Ssh forwarding over (argo/cloudflare) tunnel w/ cloudflared

First I must confess, I am pretty new to this and am probably making a very basic error. Thanks for your gentleness. :slight_smile:

I’m attempting two things with the Argo Tunnel / Cloudflare Tunnel.

  1. Forward SSH (not using a web browser)
    2. Forward Home Assistant port a non-standard port EDIT: fixed via Reverse proxy error - #9 by DavidFW1960 - Configuration - Home Assistant Community (was a home assistant config issue, didn’t think to check the HA logs!)
    I can’t get either ssh to work. :frowning:

What does work: I am able to get hello_world to work appropriately.
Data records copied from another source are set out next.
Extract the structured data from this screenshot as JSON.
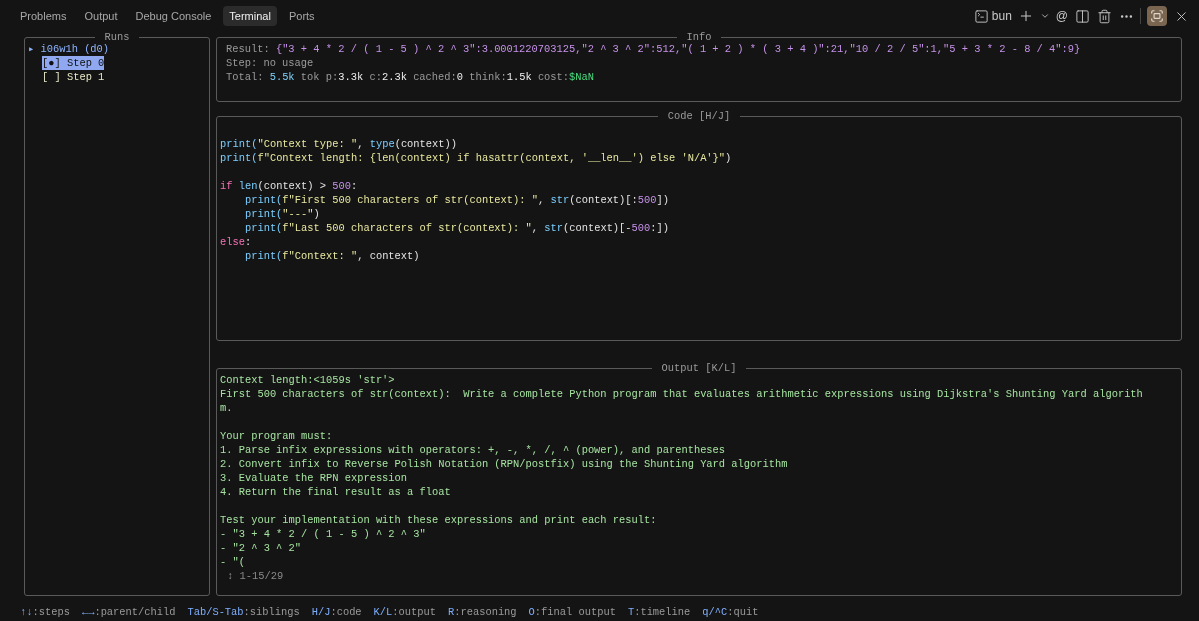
{
  "tabs": [
    {
      "label": "Problems",
      "selected": false
    },
    {
      "label": "Output",
      "selected": false
    },
    {
      "label": "Debug Console",
      "selected": false
    },
    {
      "label": "Terminal",
      "selected": true
    },
    {
      "label": "Ports",
      "selected": false
    }
  ],
  "toolbar": {
    "shell": "bun",
    "mention": "@",
    "maximized": true
  },
  "runs": {
    "title": "Runs",
    "items": [
      {
        "label": "i06w1h (d0)",
        "marker": "▸",
        "children": [
          {
            "label": "[●] Step 0",
            "selected": true
          },
          {
            "label": "[ ] Step 1",
            "selected": false
          }
        ]
      }
    ]
  },
  "info": {
    "title": "Info",
    "lines": [
      [
        {
          "text": "Result: ",
          "kind": "dim"
        },
        {
          "text": "{\"3 + 4 * 2 / ( 1 - 5 ) ^ 2 ^ 3\":3.0001220703125,\"2 ^ 3 ^ 2\":512,\"( 1 + 2 ) * ( 3 + 4 )\":21,\"10 / 2 / 5\":1,\"5 + 3 * 2 - 8 / 4\":9}",
          "kind": "num"
        }
      ],
      [
        {
          "text": "Step: no usage",
          "kind": "dim"
        }
      ],
      [
        {
          "text": "Total: ",
          "kind": "dim"
        },
        {
          "text": "5.5k",
          "kind": "cyan"
        },
        {
          "text": " tok p:",
          "kind": "dim"
        },
        {
          "text": "3.3k",
          "kind": "bright"
        },
        {
          "text": " c:",
          "kind": "dim"
        },
        {
          "text": "2.3k",
          "kind": "bright"
        },
        {
          "text": " cached:",
          "kind": "dim"
        },
        {
          "text": "0",
          "kind": "bright"
        },
        {
          "text": " think:",
          "kind": "dim"
        },
        {
          "text": "1.5k",
          "kind": "bright"
        },
        {
          "text": " cost:",
          "kind": "dim"
        },
        {
          "text": "$NaN",
          "kind": "green"
        }
      ]
    ]
  },
  "code": {
    "title": "Code [H/J]",
    "blocks": [
      [
        [
          {
            "text": "print(",
            "kind": "fn"
          },
          {
            "text": "\"Context type: \"",
            "kind": "str"
          },
          {
            "text": ", ",
            "kind": "plain"
          },
          {
            "text": "type",
            "kind": "fn"
          },
          {
            "text": "(context))",
            "kind": "plain"
          }
        ],
        [
          {
            "text": "print(",
            "kind": "fn"
          },
          {
            "text": "f\"Context length: {len(context) if hasattr(context, '__len__') else 'N/A'}\"",
            "kind": "str"
          },
          {
            "text": ")",
            "kind": "plain"
          }
        ]
      ],
      [
        [
          {
            "text": "if",
            "kind": "kw"
          },
          {
            "text": " len",
            "kind": "fn"
          },
          {
            "text": "(context) > ",
            "kind": "plain"
          },
          {
            "text": "500",
            "kind": "num"
          },
          {
            "text": ":",
            "kind": "plain"
          }
        ],
        [
          {
            "text": "    print(",
            "kind": "fn"
          },
          {
            "text": "f\"First 500 characters of str(context): \"",
            "kind": "str"
          },
          {
            "text": ", ",
            "kind": "plain"
          },
          {
            "text": "str",
            "kind": "fn"
          },
          {
            "text": "(context)[:",
            "kind": "plain"
          },
          {
            "text": "500",
            "kind": "num"
          },
          {
            "text": "])",
            "kind": "plain"
          }
        ],
        [
          {
            "text": "    print(",
            "kind": "fn"
          },
          {
            "text": "\"---\"",
            "kind": "str"
          },
          {
            "text": ")",
            "kind": "plain"
          }
        ],
        [
          {
            "text": "    print(",
            "kind": "fn"
          },
          {
            "text": "f\"Last 500 characters of str(context): \"",
            "kind": "str"
          },
          {
            "text": ", ",
            "kind": "plain"
          },
          {
            "text": "str",
            "kind": "fn"
          },
          {
            "text": "(context)[-",
            "kind": "plain"
          },
          {
            "text": "500",
            "kind": "num"
          },
          {
            "text": ":])",
            "kind": "plain"
          }
        ],
        [
          {
            "text": "else",
            "kind": "kw"
          },
          {
            "text": ":",
            "kind": "plain"
          }
        ],
        [
          {
            "text": "    print(",
            "kind": "fn"
          },
          {
            "text": "f\"Context: \"",
            "kind": "str"
          },
          {
            "text": ", context)",
            "kind": "plain"
          }
        ]
      ]
    ]
  },
  "output": {
    "title": "Output [K/L]",
    "blocks": [
      [
        "Context length:<1059s 'str'>",
        "First 500 characters of str(context):  Write a complete Python program that evaluates arithmetic expressions using Dijkstra's Shunting Yard algorith",
        "m."
      ],
      [
        "Your program must:",
        "1. Parse infix expressions with operators: +, -, *, /, ^ (power), and parentheses",
        "2. Convert infix to Reverse Polish Notation (RPN/postfix) using the Shunting Yard algorithm",
        "3. Evaluate the RPN expression",
        "4. Return the final result as a float"
      ],
      [
        "Test your implementation with these expressions and print each result:",
        "- \"3 + 4 * 2 / ( 1 - 5 ) ^ 2 ^ 3\"",
        "- \"2 ^ 3 ^ 2\"",
        "- \"("
      ]
    ],
    "scroll": "↕ 1-15/29"
  },
  "shortcuts": [
    {
      "key": "↑↓",
      "action": ":steps"
    },
    {
      "key": "←→",
      "action": ":parent/child"
    },
    {
      "key": "Tab/S-Tab",
      "action": ":siblings"
    },
    {
      "key": "H/J",
      "action": ":code"
    },
    {
      "key": "K/L",
      "action": ":output"
    },
    {
      "key": "R",
      "action": ":reasoning"
    },
    {
      "key": "O",
      "action": ":final output"
    },
    {
      "key": "T",
      "action": ":timeline"
    },
    {
      "key": "q/^C",
      "action": ":quit"
    }
  ]
}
Changing the config to this:

logDirectory: /var/log/cloudflared

tunnel: ssh
credentials-file: /Users/ob1/.cloudflared/tunnel-id.json

ingress:
  - hostname: ssh.mydomain.com
    service: ssh://localhost:22
  - service: http_status:404

When I try to connect to port 22 from any machine (local or otherwise), it simply hangs and never connects. I feel like this should be a pretty straightforward operation. Have I missed something very basic?

$ telnet ssh.mydomain.com 22
Trying 104.21.26.252...Operation timed out

Thanks

I believe you need cloudflared installed on the local machine as well. So my .ssh/config looks like this:

Host MYSERVER
	Hostname ssh.example.com
	User root
	ProxyCommand /usr/local/bin/cloudflared access ssh --hostname %h
	ServerAliveInterval 240
1 Like

oh, i see. that’s sort of a bummer for accessing things from random computer terminals (probably a scenario i will never encounter). thanks

curious if anyone else has accomplished this without cloudflared on the client… anyone?

Sure…SSH right to your origin’s IP address.

What? Are you referring to port forwarding? If so, that’s not possible because of CGNAT.

@jschwalbe you have 2 ways:

  1. with cloudflared in the client, as per https://developers.cloudflare.com/cloudflare-one/tutorials/gitlab
  2. or with WARP in the client, as per https://developers.cloudflare.com/cloudflare-one/tutorials/warp-to-tunnel

As you’ll see, 1 tends to get a bit more in the way than 2. In fact, 2 can be seen as more powerful. You get the choice of what to use.

That is quite helpful to know, thank you so much!

Unfortunately, OP wants a “software-free” solution so they can do this from “random computers”. It appears they’re out of luck.